ニューデリーに到着した韓国の李在明大統領は、現地在住の韓国人コミュニティに向けた挨拶の中で、中東情勢に起因するサプライチェーンのリスクが高まる中、月曜日に予定されているナレンドラ・モディ首相との首脳会談を通じて、韓国・インド関係を「全く新しい次元」に引き上げると誓った。

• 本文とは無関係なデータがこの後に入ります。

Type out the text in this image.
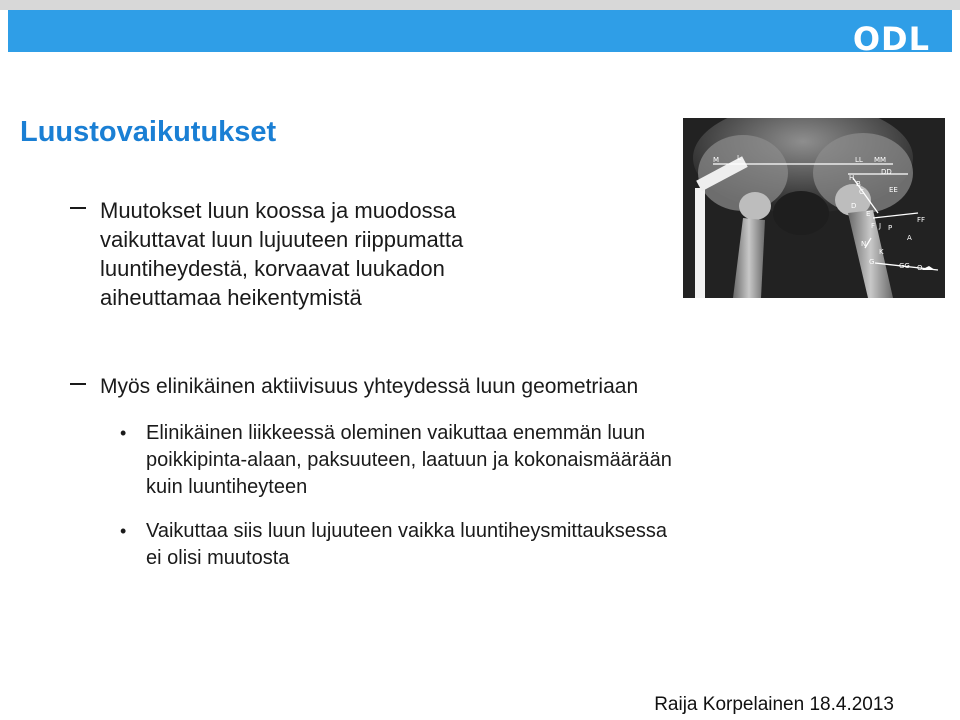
ODL
Luustovaikutukset
M	L	LL MM
DD
H
B
C	EE
D
E
F J P
FF
A
N
K
G	GG O
Muutokset luun koossa ja muodossa
vaikuttavat luun lujuuteen riippumatta
luuntiheydestä, korvaavat luukadon
aiheuttamaa heikentymistä
Myös elinikäinen aktiivisuus yhteydessä luun geometriaan
• Elinikäinen liikkeessä oleminen vaikuttaa enemmän luun
poikkipinta-alaan, paksuuteen, laatuun ja kokonaismäärään
kuin luuntiheyteen
• Vaikuttaa siis luun lujuuteen vaikka luuntiheysmittauksessa
ei olisi muutosta
Raija Korpelainen 18.4.2013
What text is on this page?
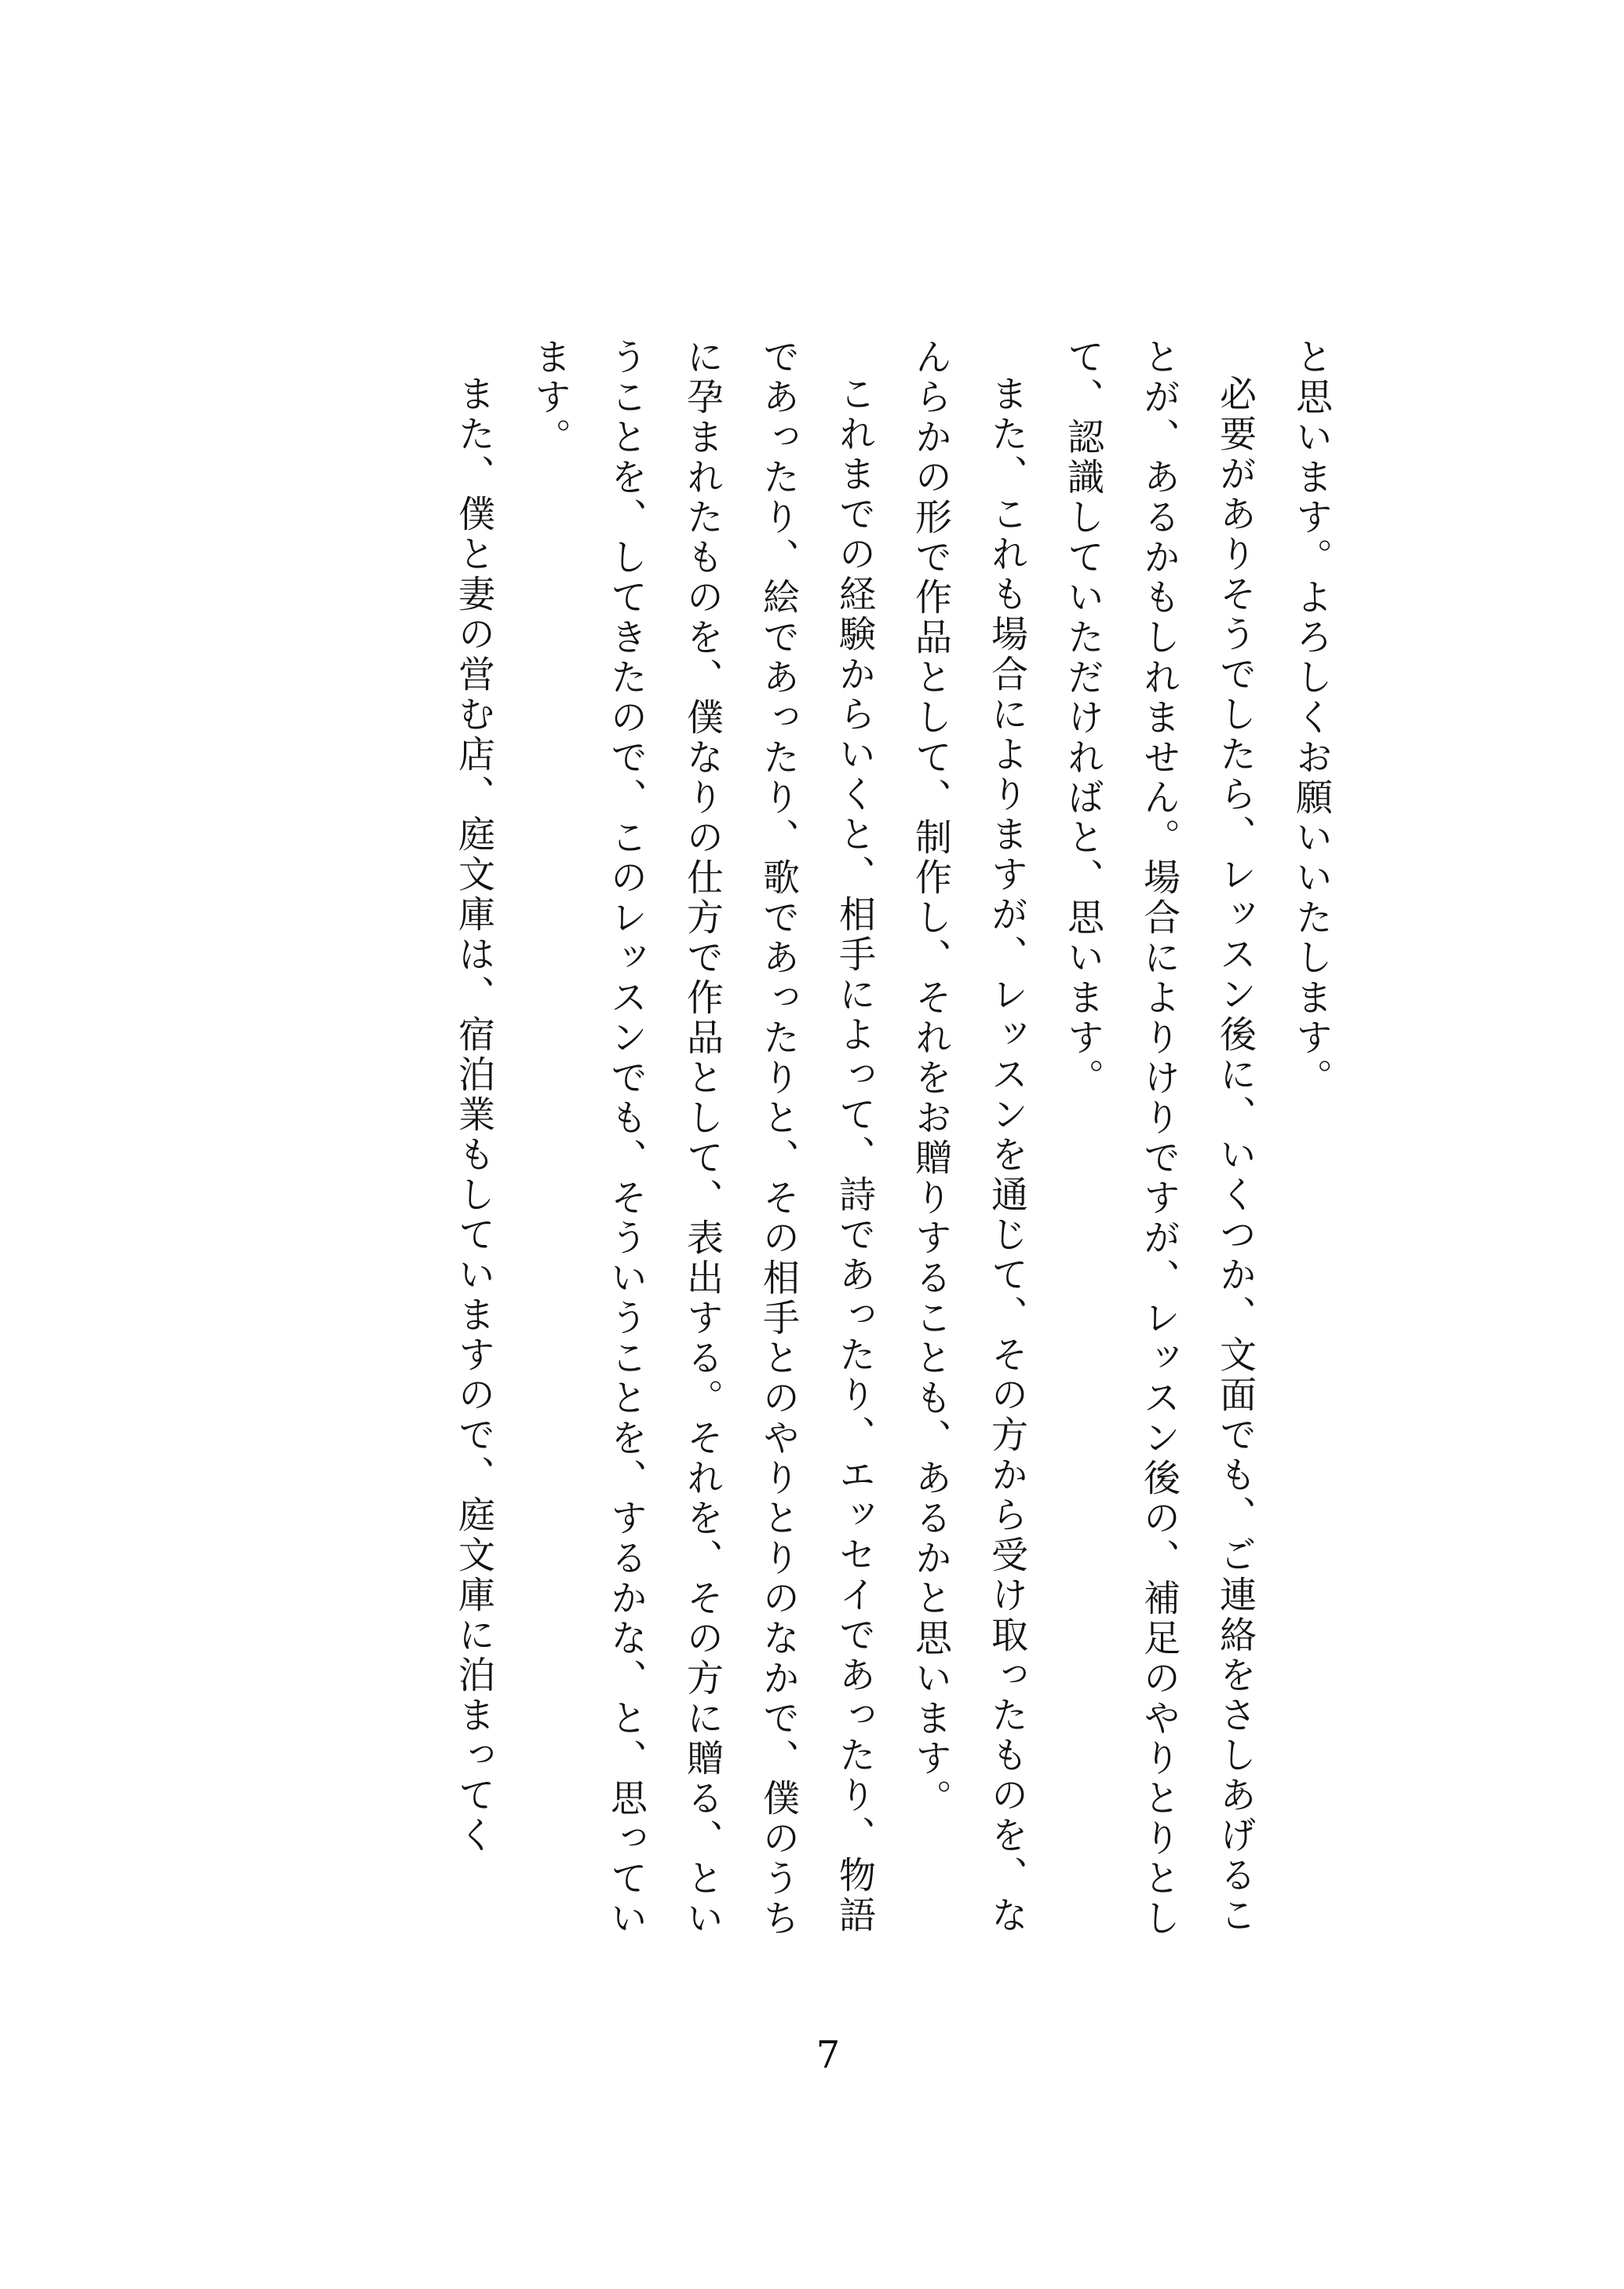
と思います。よろしくお願いいたします。

必要がありそうでしたら、レッスン後に、いくつか、文面でも、ご連絡をさしあげることが、あるかもしれません。場合によりけりですが、レッスン後の、補足のやりとりとして、認識していただければと、思います。

また、これも場合によりますが、レッスンを通じて、その方から受け取ったものを、なんらかの形で作品として、制作し、それをお贈りすることも、あるかと思います。

これまでの経験からいくと、相手によって、詩であったり、エッセイであったり、物語であったり、絵であったり、歌であったりと、その相手とのやりとりのなかで、僕のうちに孕まれたものを、僕なりの仕方で作品として、表出する。それを、その方に贈る、ということを、してきたので、このレッスンでも、そういうことを、するかな、と、思っています。

また、僕と妻の営む店、庭文庫は、宿泊業もしていますので、庭文庫に泊まってく

7
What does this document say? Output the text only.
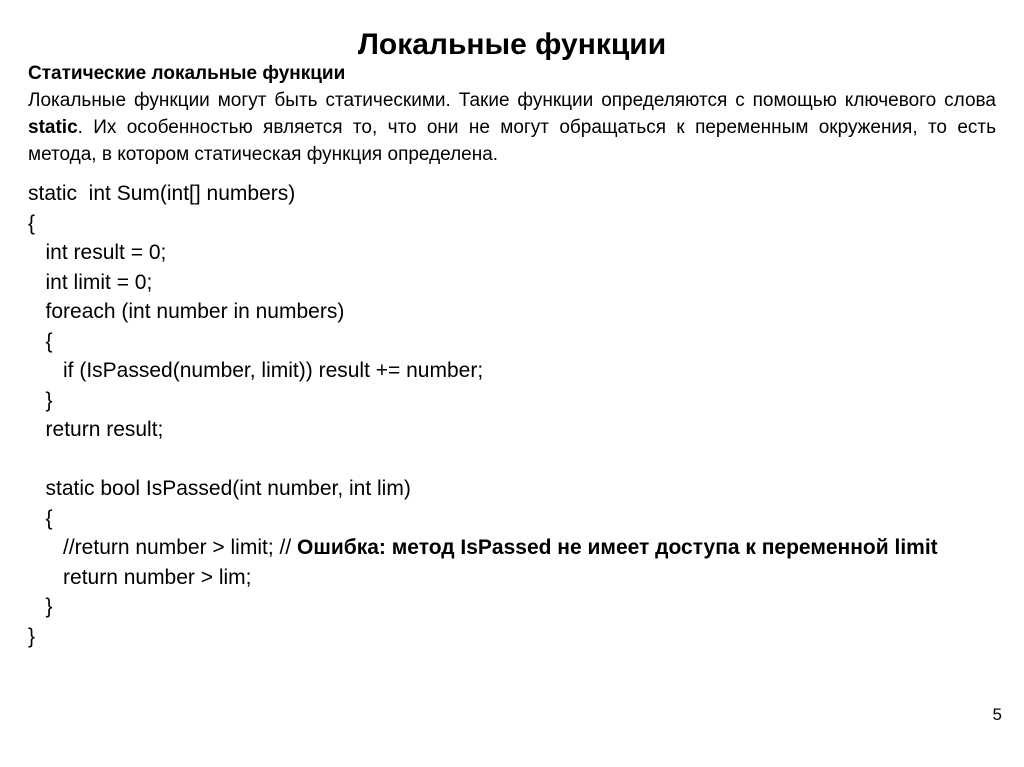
Локальные функции
Статические локальные функции

Локальные функции могут быть статическими. Такие функции определяются с помощью ключевого слова static. Их особенностью является то, что они не могут обращаться к переменным окружения, то есть метода, в котором статическая функция определена.

static  int Sum(int[] numbers)
{
int result = 0;
int limit = 0;
foreach (int number in numbers)
{
if (IsPassed(number, limit)) result += number;
}
return result;
static bool IsPassed(int number, int lim)
{
//return number > limit; // Ошибка: метод IsPassed не имеет доступа к переменной limit
return number > lim;
}
}
5
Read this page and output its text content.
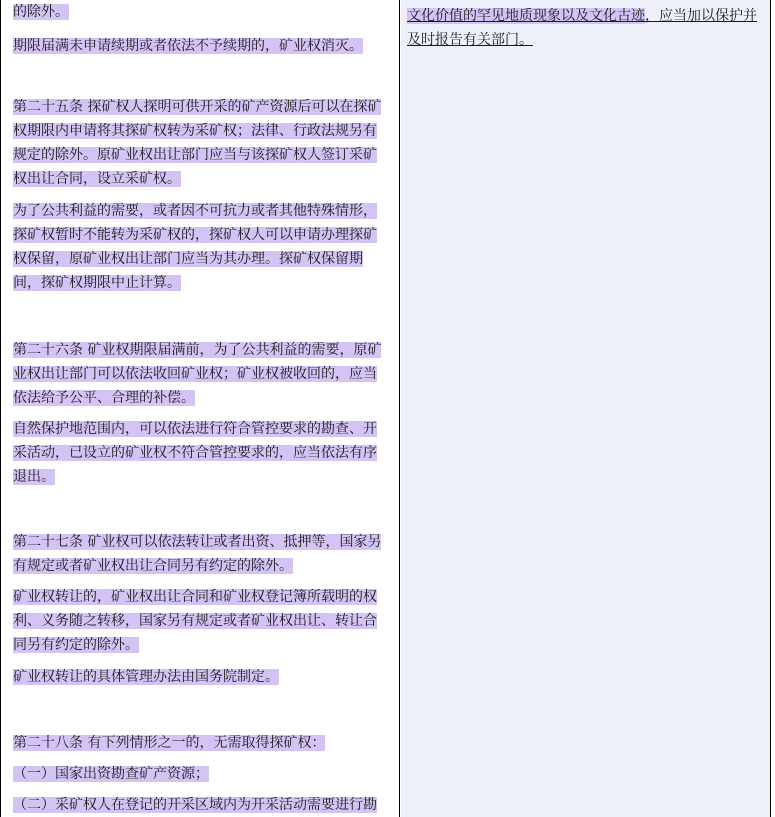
的除外。
期限届满未申请续期或者依法不予续期的，矿业权消灭。
第二十五条 探矿权人探明可供开采的矿产资源后可以在探矿
权期限内申请将其探矿权转为采矿权；法律、行政法规另有
规定的除外。原矿业权出让部门应当与该探矿权人签订采矿
权出让合同，设立采矿权。
为了公共利益的需要，或者因不可抗力或者其他特殊情形，
探矿权暂时不能转为采矿权的，探矿权人可以申请办理探矿
权保留，原矿业权出让部门应当为其办理。探矿权保留期
间，探矿权期限中止计算。
第二十六条 矿业权期限届满前，为了公共利益的需要，原矿
业权出让部门可以依法收回矿业权；矿业权被收回的，应当
依法给予公平、合理的补偿。
自然保护地范围内，可以依法进行符合管控要求的勘查、开
采活动，已设立的矿业权不符合管控要求的，应当依法有序
退出。
第二十七条 矿业权可以依法转让或者出资、抵押等，国家另
有规定或者矿业权出让合同另有约定的除外。
矿业权转让的，矿业权出让合同和矿业权登记簿所载明的权
利、义务随之转移，国家另有规定或者矿业权出让、转让合
同另有约定的除外。
矿业权转让的具体管理办法由国务院制定。
第二十八条 有下列情形之一的，无需取得探矿权：
（一）国家出资勘查矿产资源；
（二）采矿权人在登记的开采区域内为开采活动需要进行勘
文化价值的罕见地质现象以及文化古迹，应当加以保护并
及时报告有关部门。
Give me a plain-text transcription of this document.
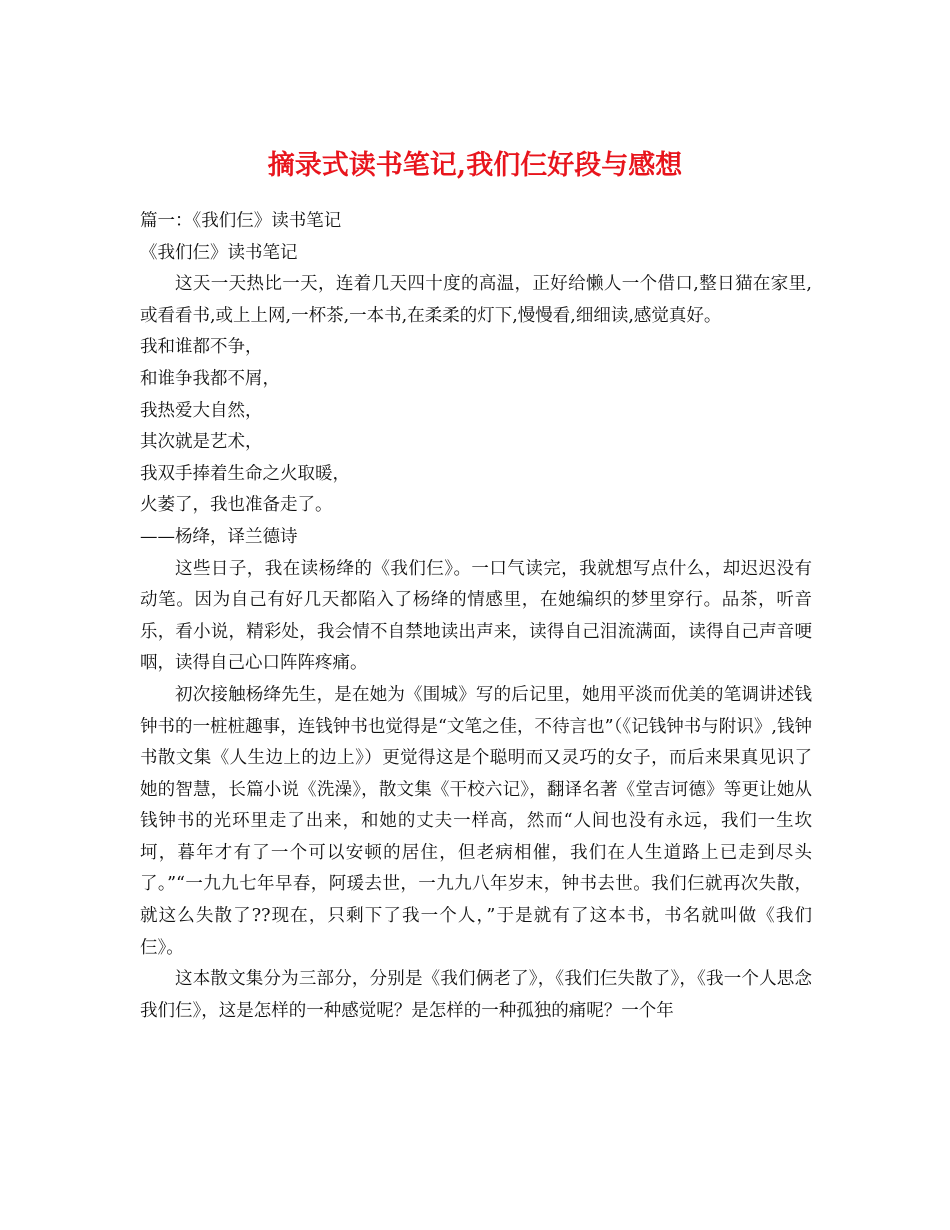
摘录式读书笔记,我们仨好段与感想

篇一：《我们仨》读书笔记

《我们仨》读书笔记

这天一天热比一天，连着几天四十度的高温，正好给懒人一个借口,整日猫在家里,或看看书,或上上网,一杯茶,一本书,在柔柔的灯下,慢慢看,细细读,感觉真好。

我和谁都不争，

和谁争我都不屑，

我热爱大自然，

其次就是艺术，

我双手捧着生命之火取暖，

火萎了，我也准备走了。

——杨绛，译兰德诗

这些日子，我在读杨绛的《我们仨》。一口气读完，我就想写点什么，却迟迟没有动笔。因为自己有好几天都陷入了杨绛的情感里，在她编织的梦里穿行。品茶，听音乐，看小说，精彩处，我会情不自禁地读出声来，读得自己泪流满面，读得自己声音哽咽，读得自己心口阵阵疼痛。

初次接触杨绛先生，是在她为《围城》写的后记里，她用平淡而优美的笔调讲述钱钟书的一桩桩趣事，连钱钟书也觉得是“文笔之佳，不待言也”（《记钱钟书与附识》,钱钟书散文集《人生边上的边上》）更觉得这是个聪明而又灵巧的女子，而后来果真见识了她的智慧，长篇小说《洗澡》，散文集《干校六记》，翻译名著《堂吉诃德》等更让她从钱钟书的光环里走了出来，和她的丈夫一样高，然而“人间也没有永远，我们一生坎坷，暮年才有了一个可以安顿的居住，但老病相催，我们在人生道路上已走到尽头了。”“一九九七年早春，阿瑗去世，一九九八年岁末，钟书去世。我们仨就再次失散，就这么失散了??现在，只剩下了我一个人，”于是就有了这本书，书名就叫做《我们仨》。

这本散文集分为三部分，分别是《我们俩老了》，《我们仨失散了》，《我一个人思念我们仨》，这是怎样的一种感觉呢？是怎样的一种孤独的痛呢？一个年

3日間の公式訪問のため日曜日にニューデリーに到着した李在明大統領は、韓国人コミュニティとの懇談で「インドの巨大な潜在力と比較すると、現在の両国の協力レベルは非常に低い」と指摘し、月曜日の首脳会談を関係強化に向けた「転換点」にしたいと強調した。
李大統領は、インドに滞在する約1万2000人の韓国人を「かけがえのない財産」であり「民間外交官」と称え、彼らのネットワークの重要性を指摘した。14億の人口と6%を超える経済成長率を誇り、世界のサプライチェーンにおいて役割を拡大させているインドに対し、韓国企業の進出は600〜700社にとどまっている現状を挙げ、未開拓の可能性が大きいと強調した。
また、米イラン間の緊張による中東情勢の悪化とそれに伴うサプライチェーンの混乱に言及し、いずれも輸入依存度の高い両国を「極めて重要な戦略的パートナー」と位置づけた。国家安全保障室の魏聖洛室長によると、昨年のG7およびG20以来3度目となる今回の首脳会談では、造船、海洋産業、金融、AI、防衛、エネルギー安全保障などが議題となる予定である。
両国の関係は1973年に始まり、2015年には「特別戦略的パートナーシップ」に格上げされた。首脳会談の後には、ビジネス円卓会議やドラウパディ・ムルム大統領主催の公式昼食会が予定されている。